Benjamin Netanyahu may finally have overplayed his hand. Amid a new round of verbal assaults the Israeli leader demanding the Obama Administration heed his instruction to set Iran red lines and deadlines that would trigger U.S. military action, the President put his foot down. Although the White House explained it as a scheduling conflict, the Israeli media were more forthright: Obama, they said, has declined to meet with Netanyahu later this month when the Israeli leader comes to New York for the UN General Assembly. Netanyahu would instead meet with Secretary of State Hillary Clinton. But the implication was clear: Obama has called Netanyahu's bluff.
The Israeli leader on Tuesday fired a broadside at Obama, warning that "Those in the international community who refuse to put a red line before Iran don't have the moral right to place a red light before Israel." That followed Washington's rebuff of the Israeli leader's demand that the U.S. issue red lines and deadlines to Iran. But Netanyahu's threat to go to war alone if Washington doesn't do things his way is starting to ring a little hollow. All of Israel's key Western allies have delivered stern warnings against a unilateral military strike, which is also opposed by Israel's military and security chiefs as well as by a majority of Israel's public. The Israeli military lacks the capacity to do more than briefly delay Iran's progress, and US generals have warned that a strike would push the Iranians to actually build a bomb which they're not currently doing. Israeli leaders have warned that bombing would require follow up to prevent Iran reconstituting its program a task beyond Israel's capabilities, particularly amid the likely collapse of sanctions.
So Netanyahu may have lost his leverage, with Washington no longer taking seriously his threat to start a war. "We're not setting [Iran] deadlines," Clinton said last Monday. "We're watching very carefully about what they do, because it's always been more about their actions. We're convinced that we have more time to focus on these sanctions, to do everything we can to bring Iran to a good faith negotiation." That infuriated the Israeli leader, who claimed that "that diplomacy and sanctions have not worked."
Sanctions have certainly not stopped Iran continuing uranium enrichment in violation of U.N. Security Council resolutions, but nor is it racing for a bomb. The US and its allies believe that Iran hasn't decided to build a bomb, despite accumulating nuclear infrastructure that would give it the capability to do so. (Its goal may be, in fact, to acquire the means to build a bomb without actually doing so, as Japan has done.) Defense Secretary Leon Panetta affirmed, Tuesday, that if Iran decided to build a nuclear bomb, the U.S. would still have at least a year in which to take military action to stop that which is exactly where Obama has drawn his red line.
"If Iran knows that there is no red line, if Iran knows that there is no deadline, what will it do?" Netanyahu said Tuesday. "Exactly what it's doing. It's continuing, without any interference, towards obtaining nuclear weapons capability and there, nuclear bombs."
But Netanyahu's red line is not Obama's. The Israelis want to prevent Iran having the means to build a bomb — a capacity it arguably already has, but isn't using for that purpose.That's why Israel insists that the only acceptable diplomatic outcome is the shipping out of Iran's entire enrichment infrastructure and stockpile of fissile material. Prospects for such an outcome remains remote, even if Iran were willing to negotiate limits to its nuclear work.

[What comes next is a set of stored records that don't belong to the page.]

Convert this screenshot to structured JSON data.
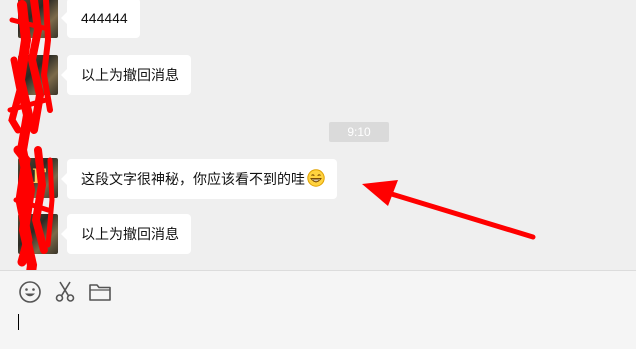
{
  "messages": [
    {
      "text": "444444"
    },
    {
      "text": "以上为撤回消息"
    },
    {
      "text": "这段文字很神秘，你应该看不到的哇"
    },
    {
      "text": "以上为撤回消息"
    }
  ],
  "timestamp": "9:10",
  "emoji": "grin-emoji",
  "toolbar": {
    "icons": [
      "smiley-icon",
      "scissors-icon",
      "folder-icon"
    ]
  },
  "annotations": {
    "arrow_color": "#ff0000",
    "redaction_color": "#ff0000"
  },
  "input": {
    "value": ""
  }
}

The Obama Administration hasn't outlined its own view of an acceptable diplomatic outcome, avoiding the question of whether it shares the Israeli view that Iran can't be allowed to enrich uranium as part of a peaceful energy program. The diplomatic stalemate has meant it hasn't had to do so. So as things stand, Iran can conceivably continue doing what it's currently doing without tripping a U.S. red line, incrementally expanding its nuclear capability, but being careful to avoid steps that could be construed as moving to build weapons. It's the fact that Iran's current incremental expansion of its capabilities will bring ever-tighter sanctions but not a U.S. military strike, that Netanyahu has tried – apparently in vain – to reverse.
Rattling his saber all summer has left the Israeli leader increasingly isolated, both at home and abroad. Even his erstwhile wingman, Defense Minister Ehud Barak, has now reportedly backed off pushing for a strike. Israelis see their relationship with the U.S. as their most important strategic asset, and it's widely recognized now that Netanyahu's theatrics have damaged that asset. If Obama wins reelection in November, as currently seems likely, Netanyahu's political position at home will likely suffer.